State environmental officials will visit the undeveloped site tomorrow to determine any possible impact on rare moth species which might use a grove of native pitch pines on the property as habitat.
Another likely issue will be the large amount of nitrogen loading produced by the YMCA on its relatively small piece of land. Oak Bluffs voters in April turned down a proposed package treatment plant that would have handled wastewater from the both the high school and YMCA, as well as other facilities in the area.
YMCA officials are considering potential interim nitrogen solutions, with the provision that they would tie into any shared treatment plant built in the future. It is expected that the high school will take the lead in pursuing such a facility because it has already surpassed its maximum sewage flow.
"We do believe that at some point some sort of wastewater treatment plant needs to go forward. But we definitely can't wait until then, because that could be four or five years down the line," Mr. Clese said. "We feel there are compromise steps we can take while the long-term solution is developed. I'm sure it will be an ongoing dialogue."
Some commission members have also raised questions about whether the proposed facility fits with Island character, or whether it represents more of a mainland-type development. Others have expressed concern about the size, and whether the services provided might compete with other Island organizations and businesses.
The current plan calls for a pool, teen center, public meeting rooms, childcare room, wellness center, and studio space for classes. The plan also leaves room for future expansion, including a proposed senior center and gymnasium.
Mr. Clese said first-phase construction was scaled back based on fundraising. YMCA officials announced in December they had raised more than half of their $14 million goal, and Mr. Clese said they held two fundraising events in Washington, D.C., and New York this spring, though he would not reveal the current tally of pledges. The grand opening is currently slated for some time in early 2009.
Though the YMCA does have a national umbrella organization, each facility is built and run locally, with decisions made by local board members. Mr. Clese said the national organization simply provides brand recognition, along with technical support and expertise.
He also noted that the YMCA of Martha's Vineyard has no intention of duplicating any services that already exist on the Island and said he does not believe the facility will negatively impact other nonprofit organizations like the Boys' and Girls' Club.

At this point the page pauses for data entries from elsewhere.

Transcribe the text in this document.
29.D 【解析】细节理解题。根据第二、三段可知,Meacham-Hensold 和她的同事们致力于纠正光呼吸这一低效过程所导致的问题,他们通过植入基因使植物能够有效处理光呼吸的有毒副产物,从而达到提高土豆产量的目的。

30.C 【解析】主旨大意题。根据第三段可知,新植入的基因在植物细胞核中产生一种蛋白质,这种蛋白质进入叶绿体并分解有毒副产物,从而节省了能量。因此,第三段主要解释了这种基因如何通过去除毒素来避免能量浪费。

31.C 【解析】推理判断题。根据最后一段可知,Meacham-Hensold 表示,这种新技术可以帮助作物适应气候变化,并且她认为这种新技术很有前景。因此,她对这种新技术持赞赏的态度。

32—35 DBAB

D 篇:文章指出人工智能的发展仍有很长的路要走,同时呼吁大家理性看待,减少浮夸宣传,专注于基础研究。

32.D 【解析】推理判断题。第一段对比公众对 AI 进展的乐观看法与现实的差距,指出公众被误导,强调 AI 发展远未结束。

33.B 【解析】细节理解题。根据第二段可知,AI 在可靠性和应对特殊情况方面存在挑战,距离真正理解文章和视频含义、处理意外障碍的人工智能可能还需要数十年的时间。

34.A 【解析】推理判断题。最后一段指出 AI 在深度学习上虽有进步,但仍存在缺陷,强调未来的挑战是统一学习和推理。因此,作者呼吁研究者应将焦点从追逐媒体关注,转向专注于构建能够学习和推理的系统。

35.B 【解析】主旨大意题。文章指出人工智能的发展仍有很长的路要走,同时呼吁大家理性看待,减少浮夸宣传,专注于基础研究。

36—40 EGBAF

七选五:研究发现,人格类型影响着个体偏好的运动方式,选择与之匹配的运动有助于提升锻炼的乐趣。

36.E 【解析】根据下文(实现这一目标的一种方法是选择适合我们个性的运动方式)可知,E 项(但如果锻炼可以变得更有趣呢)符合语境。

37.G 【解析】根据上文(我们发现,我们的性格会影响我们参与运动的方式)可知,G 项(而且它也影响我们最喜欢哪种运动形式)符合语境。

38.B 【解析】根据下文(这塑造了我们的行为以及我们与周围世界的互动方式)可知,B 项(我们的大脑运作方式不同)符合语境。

As of last Thursday, the only letter the commission received about the YMCA proposal came from the owners of the Mansion House Inn, Health Club and Spa in Vineyard Haven, who were concerned about impacts to their business. Owners of the Vineyard Tennis Center raised similar objections in the past.
Mr. Clese maintained the YMCA will be a wholly different entity than those private fitness centers.
"We believed all along - and I think all of our supporters have agreed - there is no facility like this that currently exists on the Island," Mr. Clese said. "We see the YMCA as more of a community center, and think it will just be a huge connection for so many groups and organizations. We really see it as the hub."